The foreign ministers of Turkey and Germany have agreed to work towards improving relations that have been strained after a period of high tensions.

The apparent bid to restore friendlier ties between the two countries was laid bare on Saturday when Sigmar Gabriel, Germany’s foreign minister, hosted his Turkish counterpart, Mevlut Cavusoglu.

Speaking to reporters at the central German city of Goslar, Gabriel said the two top diplomats had been tasked to do “everything we can to overcome the difficulties there have been in German-Turkish relations and to find more common ground in the future”.

For his part, Cavusoglu said major differences remained between the two countries, but noted that “as two foreign ministers, we believe we can overcome this through dialogue”.

Soured relations

Ankara and Berlin have clashed over numerous issues in recent years, especially after a failed 2016 coup attempt in Turkey.

The tensions rose partly due to the subsequent imprisonment of German journalists and activists by Turkish authorities on “terror” charges as well as Germany’s refusal to extradite asylum seekers Turkey alleges were involved in the putsch bid.

Tens of thousands of people have been detained and purged in Turkey since the July 15, 2016 coup attempt, prompting condemnation by some EU member states as well as rights groups which accuse the Turkish authorities of using the putsch bid as a pretext to silence opposition.

Turkey, however, insists the moves are aimed at removing supporters of Fethullah Gulen from state institutions and other parts of society. Ankara blames Gulen for the coup bid, a charge which he denies.

Turkish officials have meanwhile accused Germany of harbouring “terrorists”, while also expressing frustration over their country’s stalled EU membership bid.

In recent weeks, Ankara has released several German citizens on bail following their detention after the failed coup attempt. Among them are Mesale Tolu, a journalist with the ETHA news agency, and human rights activist Peter Steudtner.

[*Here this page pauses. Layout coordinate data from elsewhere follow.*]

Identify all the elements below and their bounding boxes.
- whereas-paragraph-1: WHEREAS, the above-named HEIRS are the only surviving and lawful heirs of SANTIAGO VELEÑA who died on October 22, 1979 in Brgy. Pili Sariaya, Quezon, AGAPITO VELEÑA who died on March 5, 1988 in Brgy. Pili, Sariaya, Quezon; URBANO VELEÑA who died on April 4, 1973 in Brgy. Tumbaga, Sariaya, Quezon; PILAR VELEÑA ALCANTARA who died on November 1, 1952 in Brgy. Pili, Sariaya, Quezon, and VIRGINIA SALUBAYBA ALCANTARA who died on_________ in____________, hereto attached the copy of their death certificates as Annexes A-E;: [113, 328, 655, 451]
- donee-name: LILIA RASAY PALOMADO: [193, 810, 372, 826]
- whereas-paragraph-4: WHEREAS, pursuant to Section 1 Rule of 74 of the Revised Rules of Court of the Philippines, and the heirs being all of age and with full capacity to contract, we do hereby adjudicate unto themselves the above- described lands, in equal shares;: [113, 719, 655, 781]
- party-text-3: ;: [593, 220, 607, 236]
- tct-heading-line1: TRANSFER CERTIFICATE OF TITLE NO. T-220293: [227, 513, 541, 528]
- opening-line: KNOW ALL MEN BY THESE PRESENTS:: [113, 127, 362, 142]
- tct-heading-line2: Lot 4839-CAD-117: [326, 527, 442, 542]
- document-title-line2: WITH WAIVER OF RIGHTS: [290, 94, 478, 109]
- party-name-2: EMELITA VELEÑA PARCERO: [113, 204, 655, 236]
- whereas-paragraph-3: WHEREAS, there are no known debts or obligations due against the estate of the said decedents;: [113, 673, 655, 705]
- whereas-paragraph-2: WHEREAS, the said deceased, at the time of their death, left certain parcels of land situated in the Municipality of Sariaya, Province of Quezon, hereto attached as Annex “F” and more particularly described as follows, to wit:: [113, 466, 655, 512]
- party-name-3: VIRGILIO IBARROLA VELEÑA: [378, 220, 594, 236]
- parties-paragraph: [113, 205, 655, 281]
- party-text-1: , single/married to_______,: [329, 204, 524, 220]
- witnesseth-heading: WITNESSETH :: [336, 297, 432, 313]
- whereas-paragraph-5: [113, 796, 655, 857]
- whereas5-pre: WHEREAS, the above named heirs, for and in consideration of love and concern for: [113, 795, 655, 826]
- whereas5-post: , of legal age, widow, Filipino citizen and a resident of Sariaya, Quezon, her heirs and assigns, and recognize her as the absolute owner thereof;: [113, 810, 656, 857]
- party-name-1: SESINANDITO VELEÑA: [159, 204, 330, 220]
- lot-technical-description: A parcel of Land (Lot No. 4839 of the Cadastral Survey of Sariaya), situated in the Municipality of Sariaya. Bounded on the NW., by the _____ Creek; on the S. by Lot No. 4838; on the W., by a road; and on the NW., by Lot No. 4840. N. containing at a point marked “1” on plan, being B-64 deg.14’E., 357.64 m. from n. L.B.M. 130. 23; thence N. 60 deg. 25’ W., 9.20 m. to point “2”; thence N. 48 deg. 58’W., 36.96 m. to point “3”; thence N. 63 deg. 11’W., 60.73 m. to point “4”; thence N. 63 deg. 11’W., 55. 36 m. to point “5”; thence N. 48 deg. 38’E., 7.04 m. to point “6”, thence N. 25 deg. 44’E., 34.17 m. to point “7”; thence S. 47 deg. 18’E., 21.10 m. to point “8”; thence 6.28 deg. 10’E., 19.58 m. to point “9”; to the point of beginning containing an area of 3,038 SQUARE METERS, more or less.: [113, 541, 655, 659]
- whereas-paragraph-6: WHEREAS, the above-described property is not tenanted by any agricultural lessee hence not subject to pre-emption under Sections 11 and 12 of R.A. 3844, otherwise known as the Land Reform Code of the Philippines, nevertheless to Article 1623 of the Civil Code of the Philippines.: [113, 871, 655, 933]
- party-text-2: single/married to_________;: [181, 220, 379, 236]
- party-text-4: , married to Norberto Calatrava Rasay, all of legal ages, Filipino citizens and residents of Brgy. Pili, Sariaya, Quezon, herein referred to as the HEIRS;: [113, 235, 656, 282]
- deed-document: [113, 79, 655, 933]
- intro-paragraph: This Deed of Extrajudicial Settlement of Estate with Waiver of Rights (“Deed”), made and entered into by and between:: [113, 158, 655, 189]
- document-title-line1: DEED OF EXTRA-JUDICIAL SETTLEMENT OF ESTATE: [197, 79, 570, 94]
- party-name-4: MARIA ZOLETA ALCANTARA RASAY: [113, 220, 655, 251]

Gabriel said he had discussed the arrest of Deniz Yucel, a prominent German-Turkish journalist who has been jailed in Turkey pending trial on charges of spreading propaganda for the outlawed Kurdistan Workers Party.

He did not offer additional details.

‘They need each other’

Al Jazeera correspondent Dominic Kane said the two ministers sought to stress areas of agreement, including a 2015 EU-Turkey deal aimed at reducing the flow of refugees into Europe, while avoiding thorny issues during Saturday’s meeting.

“The point here is that the two countries need each other,” he said.

“From the German perspective, the deal made between Turkey and the EU is one that must succeed. Likewise, Germany is an important country for Turkey, given that there are millions of people living in Germany who are of Turkish descent.”

Germany, home to a three-million ethnic Turks, is also Turkey’s biggest trade partner.

Ahead of his visit to Germany, Cavusoglu called for a “fresh start” based on friendship and cooperation between “equal partners”.